Friday, June 15, 2007

adventures in the financial district!

That's right, kids, Adventures Season is in full swing!

(Our fearless duo's last adventure (in March) can be rediscovered here.)

Last night, the Adventure Team (or the A-Team, for those of you who feel that what we are doing is making the world safe for dating) (which it's not, by the way) was blessed by a special guest appearance from a woman we are hoping will want to permanently join the A-Team (making us more like Charlie's Angels than Mr. T).

In honor of Flag Day, Keri stepped up last night and accompanied Thea and me all the way downtown, "to meet guys in suits." That was the mission. Well, that, and to adequately celebrate Flag Day. When we first started making plans, I asked Keri if she was going to be draped in her flag for the occasion. She said, no, "I was planning on wearing my flag bikini...my rebel flag bikini. I know you're jealous." I told her just how jealous I was, and she came up with an alternative:

"Why don't you wear red, I will wear blue and Thea can dress in white stars? I think that will really draw the men to us like bees to honey. Nothing says "I am hot and available...and appreciate obscure holidays such as Flag Day" like dressing up in Red, White and Blue."

I knew then that she would make the adventure even better.
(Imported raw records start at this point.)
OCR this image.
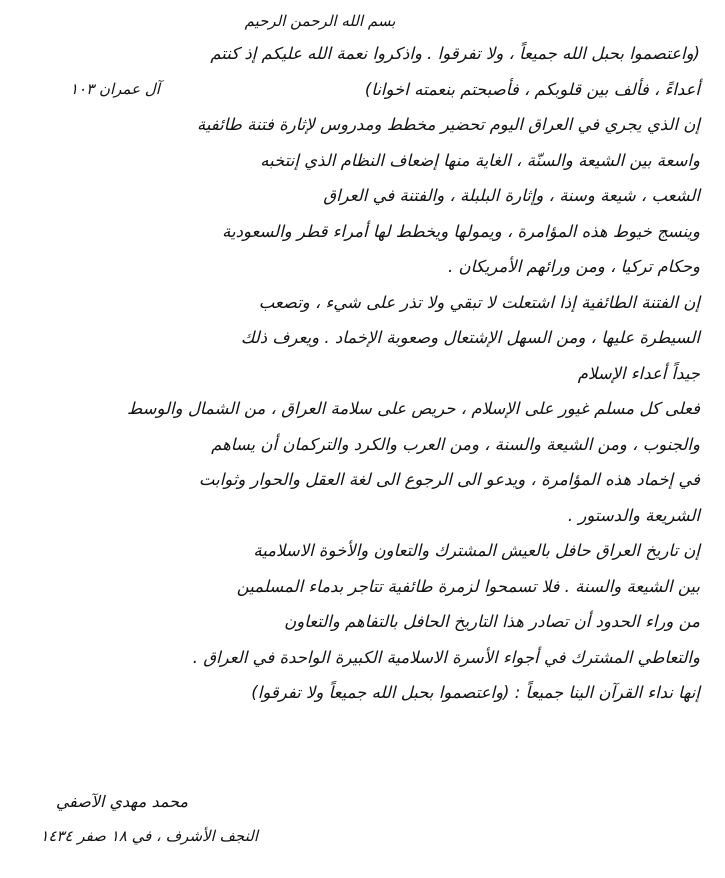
بسم الله الرحمن الرحيم
(واعتصموا بحبل الله جميعاً ، ولا تفرقوا . واذكروا نعمة الله عليكم إذ كنتم
أعداءً ، فألف بين قلوبكم ، فأصبحتم بنعمته اخوانا)
آل عمران ١٠٣
إن الذي يجري في العراق اليوم تحضير مخطط ومدروس لإثارة فتنة طائفية
واسعة بين الشيعة والسنّة ، الغاية منها إضعاف النظام الذي إنتخبه
الشعب ، شيعة وسنة ، وإثارة البلبلة ، والفتنة في العراق
وينسج خيوط هذه المؤامرة ، ويمولها ويخطط لها أمراء قطر والسعودية
وحكام تركيا ، ومن ورائهم الأمريكان .
إن الفتنة الطائفية إذا اشتعلت لا تبقي ولا تذر على شيء ، وتصعب
السيطرة عليها ، ومن السهل الإشتعال وصعوبة الإخماد . ويعرف ذلك
جيداً أعداء الإسلام
فعلى كل مسلم غيور على الإسلام ، حريص على سلامة العراق ، من الشمال والوسط
والجنوب ، ومن الشيعة والسنة ، ومن العرب والكرد والتركمان أن يساهم
في إخماد هذه المؤامرة ، ويدعو الى الرجوع الى لغة العقل والحوار وثوابت
الشريعة والدستور .
إن تاريخ العراق حافل بالعيش المشترك والتعاون والأخوة الاسلامية
بين الشيعة والسنة . فلا تسمحوا لزمرة طائفية تتاجر بدماء المسلمين
من وراء الحدود أن تصادر هذا التاريخ الحافل بالتفاهم والتعاون
والتعاطي المشترك في أجواء الأسرة الاسلامية الكبيرة الواحدة في العراق .
إنها نداء القرآن الينا جميعاً : (واعتصموا بحبل الله جميعاً ولا تفرقوا)
محمد مهدي الآصفي
النجف الأشرف ، في ١٨ صفر ١٤٣٤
And as a bonus, according to something Thea read about how dating is like bird-breeding, three or four women (a "flock") are much more approachable than two solos ("lovebirds") or a group of five or more (a "gaggle"). [Ok, I made some of those labels up. Let's pretend that none of the A-Team ever reads anything about dating, ok? I think that would be better for all involved.]

Anyway... the three of us trekked downtown to the entirely pedestrian cobblestone alley near the Goldman Sachs building (at 85 Broad Street). (It has a name, but I can't remember it.) We had no idea what we were getting ourselves into, and were prepared for anything. Except maybe for what we got.

Now, ok, when your objective is to meet guys in suits, and you go downtown, you've already met your goal just by getting off the subway at Wall Street. So maybe we should have been a little more specific in our objective, saying instead that we wanted to meet non-judgmental, non-skanky, non-sleezy guys in suits who are actually going to give us the time of day without our having to fling ourselves onto them like bugs into a spiderweb. That might have produced better results.

In the past year of adventures, though, I've learned a lot about expectations and "results." You'll remember how Thea and I had gone out repeatedly with the express purpose of meeting guys, and then feeling like we weren't cute enough or trendy enough or [insert your own insecurity here] enough to get the attention of the guys around us. So this time, I went in with a completely different tactic: I was just going to enjoy two of my friends getting to know each other. I was going to stay in the moment and not wander off in my imagination about what the cute guy in the purple shirt halfway across the room would make me for breakfast on our honeymoon in Antigua. And most of all, I was just going to have fun with these two outrageous women.

And you know what? It totally worked. I had an EXCELLENT time, despite the fact that all the guys there sucked. It's sad but true. We were drowning in a sea of six-guys-to-every-gal, most of whom were my type (i.e., suity) and NOT ONE struck me as attractive. It was kind of creepy. But it didn't matter. I had my girls. I was laughing my ass off about how Keri was voted "best hair" in junior high and Thea was voted "most optimistic." (I think I was voted "smartest but loneliest"... sigh.) Truly, I didn't even notice the guys around us -- except for Tighty McShirttington, who had clearly put on some weight since he bought that outfit in college... last year, and Nosey McIpod, who wanted to know what song I was playing for the girls that was making them give me looks of delight mixed with sheer confusion. (It was Space Taxi. Follow the link and you'll probably make the same face.)

And the guys didn't suck for not talking to us. They sucked because (and again, I didn't really pick up on this as much as Thea and Keri did) they were undressing us in their heads before smiling. They were less interested in meeting people and more interested in parading around like peacocks. They were just kind of gross. And one guy (truly the suckiest) actually BENT OVER so he could check out Thea's ass. Then he said to her, in a heretofore irresistible Australian accent (which he may have ruined last night for the entire country going forward) "You've really worn out those jeans" (or something equally appalling), to which Coolheaded Thea responded, "That is a completely inappropriate thing to say to me!" (Lucky for me, it happened to Thea, because, knowing my great skill at speaking when upset, I probably would have just shouted back "I'm not married!")

After a couple of drinks (and far too many naked-in-their-heads encounters), we had had enough, and went to get some food. But instead of subjecting ourselves to further Wall Street Bleck, we went back to the East Village and ate Thai food and told each other stories. Excellent stories.

And I fell a little bit deeper in love with life.

I really didn't want the night to end, so when I got home, I fell asleep in my clothes, just as a tribute. Of course it was intentional. Why would you even ask that?